Hamburger assassino. Ritirati 60 milioni di pezzi

7 ottobre 2007
Marco d'Eramo
Fonte: Il Manifesto (http://www.ilmanifesto.it)

In Europa non se n'è accorto nessuno, ma l'argomento vero che da più di una settimana appassiona, et pour cause, le statunitensi, è la vicenda delle 10.000 (per l'esattezza 9.843) tonnellate di hamburger congelato che sono state ritirate dalla circolazione perché contaminate del virus E Coli O157:H7. Almeno 30 persone si sono ammalate per aver mangiato hamburger della stessa partita e 10 di loro sono state ospedalizzate. Il 25 settembre erano state ritirate dalla circolazione solo (!!) 160 tonnellate, ma sabato 29 si è arrivati a 21,7 milioni di libbre, cioè la straordinaria cifra di più di 60 milioni di confezioni di hamburger. È il secondo più grande ritiro di carne congelata della storia americana, nei 67 anni in cui sono stati effettuati controlli, dopo che nel 1997 erano stati richiamati 11 milioni 340.000 chili di hamburger. La carne era stata lavorata negli stabilimenti della Topps Meat Co. di Elizabeth nel New Jersey, compagnia che ora si avvia al fallimento. Il tema della carne infetta è ricorrente, anzi endemico negli Usa dove ogni anno vi sono infatti 4 milioni di casi d'intossicazione alimentare dovuta alla carne e si registrano 6.000 infezioni di E Coli 0157:H7, un virus che può risultare letale. Il bellissimo libro di Eric Schlosser, Fast Food Nation (tradotto in italiano presso le edizioni Net), spiega in modo esauriente perché l'industria della carne Usa non può non produrre carne infetta. Ogni anno nei 9.000 impianti degli Stati Uniti vengono macellati e trat-tati («processed») 4 miliardi di polli e 129 milioni di quadrupedi (33 milioni di buoi, 88 milioni di maiali, un milione e mezzo di vitelli, 5,8 di ovini). È il meat-packing, la «confezione della carne». Un'industria colossale che plasma il continente americano ed è alla base del suo mito più leggendario, i cowboy; un'industria di cui gli statunitensi si accorgono, e per cui si allarmano, solo di fronte a casi clamorosi di avvelenamento.

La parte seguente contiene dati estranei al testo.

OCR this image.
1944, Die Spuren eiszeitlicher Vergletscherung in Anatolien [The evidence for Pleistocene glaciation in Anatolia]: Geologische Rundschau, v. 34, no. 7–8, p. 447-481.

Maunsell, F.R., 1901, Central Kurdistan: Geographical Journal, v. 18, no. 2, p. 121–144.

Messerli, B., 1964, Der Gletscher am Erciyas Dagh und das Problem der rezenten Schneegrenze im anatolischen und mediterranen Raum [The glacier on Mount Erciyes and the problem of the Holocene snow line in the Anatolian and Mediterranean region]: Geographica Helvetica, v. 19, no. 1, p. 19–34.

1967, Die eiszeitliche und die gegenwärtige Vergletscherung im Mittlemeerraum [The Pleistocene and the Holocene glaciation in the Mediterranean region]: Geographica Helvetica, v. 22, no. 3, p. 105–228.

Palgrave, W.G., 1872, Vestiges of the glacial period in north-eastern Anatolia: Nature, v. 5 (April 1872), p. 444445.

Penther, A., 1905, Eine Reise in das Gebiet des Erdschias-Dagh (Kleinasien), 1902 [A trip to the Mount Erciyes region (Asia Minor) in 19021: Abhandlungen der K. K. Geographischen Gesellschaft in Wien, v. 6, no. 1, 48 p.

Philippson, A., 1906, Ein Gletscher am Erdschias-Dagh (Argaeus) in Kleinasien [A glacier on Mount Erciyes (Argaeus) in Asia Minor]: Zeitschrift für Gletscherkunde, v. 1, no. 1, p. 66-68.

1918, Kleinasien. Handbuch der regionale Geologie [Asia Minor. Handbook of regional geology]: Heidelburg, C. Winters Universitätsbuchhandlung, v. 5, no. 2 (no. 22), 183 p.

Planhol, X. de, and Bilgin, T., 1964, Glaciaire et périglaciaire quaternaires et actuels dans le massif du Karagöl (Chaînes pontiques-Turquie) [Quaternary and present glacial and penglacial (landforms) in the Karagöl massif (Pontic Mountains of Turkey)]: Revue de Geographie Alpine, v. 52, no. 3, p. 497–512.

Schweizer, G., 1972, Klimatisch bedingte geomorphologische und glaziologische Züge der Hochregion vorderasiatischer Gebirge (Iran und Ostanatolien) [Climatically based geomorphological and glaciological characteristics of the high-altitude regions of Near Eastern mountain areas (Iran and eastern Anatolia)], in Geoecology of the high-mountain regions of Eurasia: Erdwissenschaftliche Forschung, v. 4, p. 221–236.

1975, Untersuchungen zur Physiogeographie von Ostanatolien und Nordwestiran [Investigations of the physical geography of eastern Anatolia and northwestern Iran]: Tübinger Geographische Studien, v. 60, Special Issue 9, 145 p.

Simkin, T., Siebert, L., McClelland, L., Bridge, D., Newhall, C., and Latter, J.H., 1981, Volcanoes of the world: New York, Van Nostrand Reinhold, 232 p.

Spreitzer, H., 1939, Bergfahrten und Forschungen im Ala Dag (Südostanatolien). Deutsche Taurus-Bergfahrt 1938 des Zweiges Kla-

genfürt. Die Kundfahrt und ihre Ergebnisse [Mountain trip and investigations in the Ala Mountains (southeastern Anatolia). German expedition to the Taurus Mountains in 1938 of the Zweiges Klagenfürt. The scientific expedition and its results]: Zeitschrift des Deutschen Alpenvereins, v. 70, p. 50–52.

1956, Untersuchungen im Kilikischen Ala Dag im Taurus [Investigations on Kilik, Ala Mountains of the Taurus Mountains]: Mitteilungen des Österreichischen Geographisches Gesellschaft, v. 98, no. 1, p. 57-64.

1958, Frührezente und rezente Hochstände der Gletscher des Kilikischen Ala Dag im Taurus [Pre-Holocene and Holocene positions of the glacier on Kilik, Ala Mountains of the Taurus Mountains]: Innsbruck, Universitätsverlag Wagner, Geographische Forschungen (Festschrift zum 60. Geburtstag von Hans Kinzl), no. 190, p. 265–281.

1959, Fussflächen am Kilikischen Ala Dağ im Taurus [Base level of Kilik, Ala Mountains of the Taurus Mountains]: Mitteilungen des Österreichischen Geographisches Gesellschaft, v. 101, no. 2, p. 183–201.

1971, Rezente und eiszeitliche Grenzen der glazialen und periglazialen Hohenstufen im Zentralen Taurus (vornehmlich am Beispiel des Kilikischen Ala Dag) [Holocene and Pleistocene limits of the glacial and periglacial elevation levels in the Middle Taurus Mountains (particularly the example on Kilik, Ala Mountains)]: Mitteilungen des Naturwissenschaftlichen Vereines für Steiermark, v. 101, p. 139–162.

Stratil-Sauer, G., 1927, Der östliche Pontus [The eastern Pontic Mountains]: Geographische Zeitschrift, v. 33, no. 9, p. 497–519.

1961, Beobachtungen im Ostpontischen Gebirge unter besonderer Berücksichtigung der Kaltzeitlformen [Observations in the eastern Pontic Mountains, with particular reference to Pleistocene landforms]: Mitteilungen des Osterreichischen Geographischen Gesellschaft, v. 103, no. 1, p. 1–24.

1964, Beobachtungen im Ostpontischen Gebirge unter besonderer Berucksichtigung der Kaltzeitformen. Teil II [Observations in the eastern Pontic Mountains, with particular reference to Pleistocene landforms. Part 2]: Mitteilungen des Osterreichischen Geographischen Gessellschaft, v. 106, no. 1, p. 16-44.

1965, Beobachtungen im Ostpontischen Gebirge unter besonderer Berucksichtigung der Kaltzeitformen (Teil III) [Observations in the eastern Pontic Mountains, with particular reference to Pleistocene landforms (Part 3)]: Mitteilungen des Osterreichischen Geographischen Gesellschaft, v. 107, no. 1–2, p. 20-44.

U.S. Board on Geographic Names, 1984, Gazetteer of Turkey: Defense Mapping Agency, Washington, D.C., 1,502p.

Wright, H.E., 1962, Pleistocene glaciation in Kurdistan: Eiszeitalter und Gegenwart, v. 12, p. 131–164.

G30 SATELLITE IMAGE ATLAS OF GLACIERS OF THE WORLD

Per arrivare a queste cifre astronomiche l'industria deve ricorrere a tutte le economie possibili: i bovini devono crescere in 18 mesi invece che in tre anni, devono essere nutriti a mais invece che a erba: ma lo stomaco dei bovini nutriti a mais produce molta più acidità di quello dei bovini nutriti a erba, perciò i bovini si ammalano, quindi devono essere curati con 100 grammi di antibiotici al giorno, poi la macellazione deve essere rapidissima e quindi i coltelli finiscono per passare dagli intestini con le loro feci, ai tagli di carne che noi mangeremo. Le feci dei bovini hanno sempre contenuto l'E Coli, ma la minore acidità costituiva una barriera biologica per cui, arrivato nel molto più acido stomaco umano, l'E Coli moriva. Ora non è più così. Alla frenesia dell'industria si è aggiunta la deregulation reaganiana che ha tagliato il numero degli ispettori. L'indignazione delle «massaie» (qui le confezioni surgelate possono restare nel congelatore per mesi e mesi) è divampata quando si è saputo che il primo ricovero (una diciottenne della Pensylvania) per l'E Coli nella carne della Topps Meat era avvenuto già il 5 luglio e che a tutto il 5 settembre per la stessa ragione erano state ricoverate persone in Connecticut, Maine, Florida, Indiana, Ohio e New York, e che ciò nonostante il ministero dell'agricoltura ha aspettato altri 20 giorni prima di cominciare a ordinare il ritiro. La beffa finale di questa vicenda è che, mentre 10 cittadini venivano ospedalizzati e 60 milioni di hamburger venivano ritirati dalla circolazione, il Congresso degli Stati Uniti si apprestava a varare una legge nelle cui pieghe era celato un codicillo che rendeva ancora più indulgente il sistema d'ispezione.